Yeah, I haven't made doc's yet, because I haven't finished the extension. I want to add textboxes, scroll bars and stuff like that.
You are doing everything correctly as far as I can see. Callback is just a script that is called. When you left click the button, the script should be executed. It should also pass arguments to it identifying the event, button id and so on. I haven't found a better way to do this, as don't support Lambda functions or the like. The extension is far more advanced in the branch here:
https://github.com/enigma-dev/enigma-dev/tree/GL3.3NormalMatrixI am saying that, because I can make you an example, but it will only work in that branch, as many things have changed. For example, in the callback function you can actually specify the event (right now it can be pressed, released or hover). Or the windows can be resized.
I have attached a simple example. It shows how many elements work, including toggles, buttons, windows, groups, sliders, styles, skins and callbacks.
I would appreciate feedback on how to progress with it. Originally I took Unity3D as reference, but because of the way EGL/GML works I was quite limited. For example, I cannot create one function window_add_element which adds buttons, toggles, other windows etc. I have to create a function for every element type. Callbacks calling scripts is also the only way I know how they could work. But as everything is calculated in _draw function, then the callback calls the script inside that object as well. So if you want a button to do something for another object, you have to do "with (obj_){}" inside the callback. None of this is particularly ugly, as that is how GM done it for years, so most people got used to it. But I personally want this to be prettier.

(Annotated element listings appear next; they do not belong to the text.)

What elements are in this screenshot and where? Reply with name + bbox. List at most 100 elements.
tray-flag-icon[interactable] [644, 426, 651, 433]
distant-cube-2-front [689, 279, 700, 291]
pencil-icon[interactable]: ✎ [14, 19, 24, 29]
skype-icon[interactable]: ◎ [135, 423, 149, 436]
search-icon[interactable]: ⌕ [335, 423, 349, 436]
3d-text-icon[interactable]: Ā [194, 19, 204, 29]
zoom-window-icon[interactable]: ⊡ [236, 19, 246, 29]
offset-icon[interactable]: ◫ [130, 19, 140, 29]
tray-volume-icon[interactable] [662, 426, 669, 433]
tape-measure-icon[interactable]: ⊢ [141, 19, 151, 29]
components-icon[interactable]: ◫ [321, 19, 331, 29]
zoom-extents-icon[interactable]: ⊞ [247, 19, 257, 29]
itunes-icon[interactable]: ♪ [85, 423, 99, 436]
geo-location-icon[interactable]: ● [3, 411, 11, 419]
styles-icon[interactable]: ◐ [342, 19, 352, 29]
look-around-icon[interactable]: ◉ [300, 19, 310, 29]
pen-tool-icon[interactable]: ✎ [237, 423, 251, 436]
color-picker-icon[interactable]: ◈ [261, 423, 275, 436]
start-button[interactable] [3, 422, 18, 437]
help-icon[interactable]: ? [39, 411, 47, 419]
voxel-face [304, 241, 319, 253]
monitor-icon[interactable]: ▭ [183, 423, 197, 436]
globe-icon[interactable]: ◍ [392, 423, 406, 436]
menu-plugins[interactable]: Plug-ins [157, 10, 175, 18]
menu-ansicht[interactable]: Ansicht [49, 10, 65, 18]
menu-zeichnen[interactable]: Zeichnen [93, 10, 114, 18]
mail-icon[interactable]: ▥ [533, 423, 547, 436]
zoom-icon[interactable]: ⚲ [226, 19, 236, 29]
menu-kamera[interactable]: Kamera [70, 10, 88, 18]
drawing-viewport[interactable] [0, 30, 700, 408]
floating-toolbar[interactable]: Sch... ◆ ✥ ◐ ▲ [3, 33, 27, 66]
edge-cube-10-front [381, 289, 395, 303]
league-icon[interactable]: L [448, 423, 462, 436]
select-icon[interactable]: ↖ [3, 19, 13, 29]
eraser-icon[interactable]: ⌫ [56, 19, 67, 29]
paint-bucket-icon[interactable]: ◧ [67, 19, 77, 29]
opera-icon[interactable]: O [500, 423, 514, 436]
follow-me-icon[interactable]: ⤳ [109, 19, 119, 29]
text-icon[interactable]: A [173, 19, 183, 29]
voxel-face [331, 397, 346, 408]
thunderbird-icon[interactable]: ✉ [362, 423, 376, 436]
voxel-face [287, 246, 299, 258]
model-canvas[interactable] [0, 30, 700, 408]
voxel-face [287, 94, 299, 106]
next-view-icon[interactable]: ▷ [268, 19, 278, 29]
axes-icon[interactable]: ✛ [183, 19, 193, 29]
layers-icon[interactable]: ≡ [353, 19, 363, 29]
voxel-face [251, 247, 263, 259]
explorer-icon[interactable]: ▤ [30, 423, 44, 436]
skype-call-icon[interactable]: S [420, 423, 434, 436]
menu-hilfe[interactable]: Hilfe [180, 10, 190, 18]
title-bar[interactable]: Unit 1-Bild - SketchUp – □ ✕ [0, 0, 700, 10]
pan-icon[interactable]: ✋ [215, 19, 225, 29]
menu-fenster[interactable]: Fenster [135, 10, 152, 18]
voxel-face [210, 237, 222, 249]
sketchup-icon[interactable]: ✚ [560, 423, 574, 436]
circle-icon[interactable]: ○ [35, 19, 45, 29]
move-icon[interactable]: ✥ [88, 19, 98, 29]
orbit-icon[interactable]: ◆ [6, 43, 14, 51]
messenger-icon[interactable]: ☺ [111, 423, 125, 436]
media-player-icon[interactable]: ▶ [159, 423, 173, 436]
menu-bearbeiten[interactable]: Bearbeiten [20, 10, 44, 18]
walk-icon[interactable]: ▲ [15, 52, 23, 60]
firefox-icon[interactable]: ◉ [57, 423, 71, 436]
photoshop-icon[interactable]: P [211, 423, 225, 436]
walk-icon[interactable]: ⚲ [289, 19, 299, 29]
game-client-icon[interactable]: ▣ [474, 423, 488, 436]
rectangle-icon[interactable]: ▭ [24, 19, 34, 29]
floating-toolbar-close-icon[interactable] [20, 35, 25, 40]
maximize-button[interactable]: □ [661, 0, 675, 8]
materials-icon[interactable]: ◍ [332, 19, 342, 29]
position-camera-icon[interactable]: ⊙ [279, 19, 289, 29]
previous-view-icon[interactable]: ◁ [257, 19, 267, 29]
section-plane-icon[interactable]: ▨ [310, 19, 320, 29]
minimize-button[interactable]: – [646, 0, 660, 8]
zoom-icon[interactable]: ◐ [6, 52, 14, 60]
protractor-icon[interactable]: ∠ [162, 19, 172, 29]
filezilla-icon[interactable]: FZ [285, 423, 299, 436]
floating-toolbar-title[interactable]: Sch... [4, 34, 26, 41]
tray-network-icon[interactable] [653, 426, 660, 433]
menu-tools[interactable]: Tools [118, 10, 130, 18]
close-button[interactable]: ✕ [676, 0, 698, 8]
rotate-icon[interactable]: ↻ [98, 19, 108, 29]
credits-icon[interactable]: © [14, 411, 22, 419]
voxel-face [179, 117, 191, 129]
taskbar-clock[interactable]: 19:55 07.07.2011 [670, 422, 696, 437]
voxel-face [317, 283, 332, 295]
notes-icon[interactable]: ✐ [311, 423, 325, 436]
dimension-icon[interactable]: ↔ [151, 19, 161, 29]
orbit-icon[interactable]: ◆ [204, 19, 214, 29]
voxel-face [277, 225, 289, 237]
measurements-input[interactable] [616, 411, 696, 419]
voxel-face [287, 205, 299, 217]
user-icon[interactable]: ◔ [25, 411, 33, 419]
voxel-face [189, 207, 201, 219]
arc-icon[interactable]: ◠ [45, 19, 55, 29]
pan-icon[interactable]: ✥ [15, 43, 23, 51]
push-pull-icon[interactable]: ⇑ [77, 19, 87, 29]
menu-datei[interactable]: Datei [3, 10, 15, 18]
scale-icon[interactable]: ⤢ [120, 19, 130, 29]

Another thing I want to do is allow "texture" to be set as image or as content. So you can have the regular button style, but the content is not text, but another image. I want this so I could add surfaces as backgrounds. Right now you have _set_sprite, which uses a sprite. If I want to use backgrounds, I will need to add _set_background, for surfaces _set_surface. It multiplies the number of functions for no good reason. I could add _set_texture which would replace all of the functions, but then you would have to call _set_texture(sprite_get_texture(spr_button, 0)) which is not pretty again. And sprites can be animated, which is not possible with textures without you incrementing the second argument explicitly.
Here is screenshot for the example:

I put an ugly ass ghost image in the background to check transparency. I should probably replace it.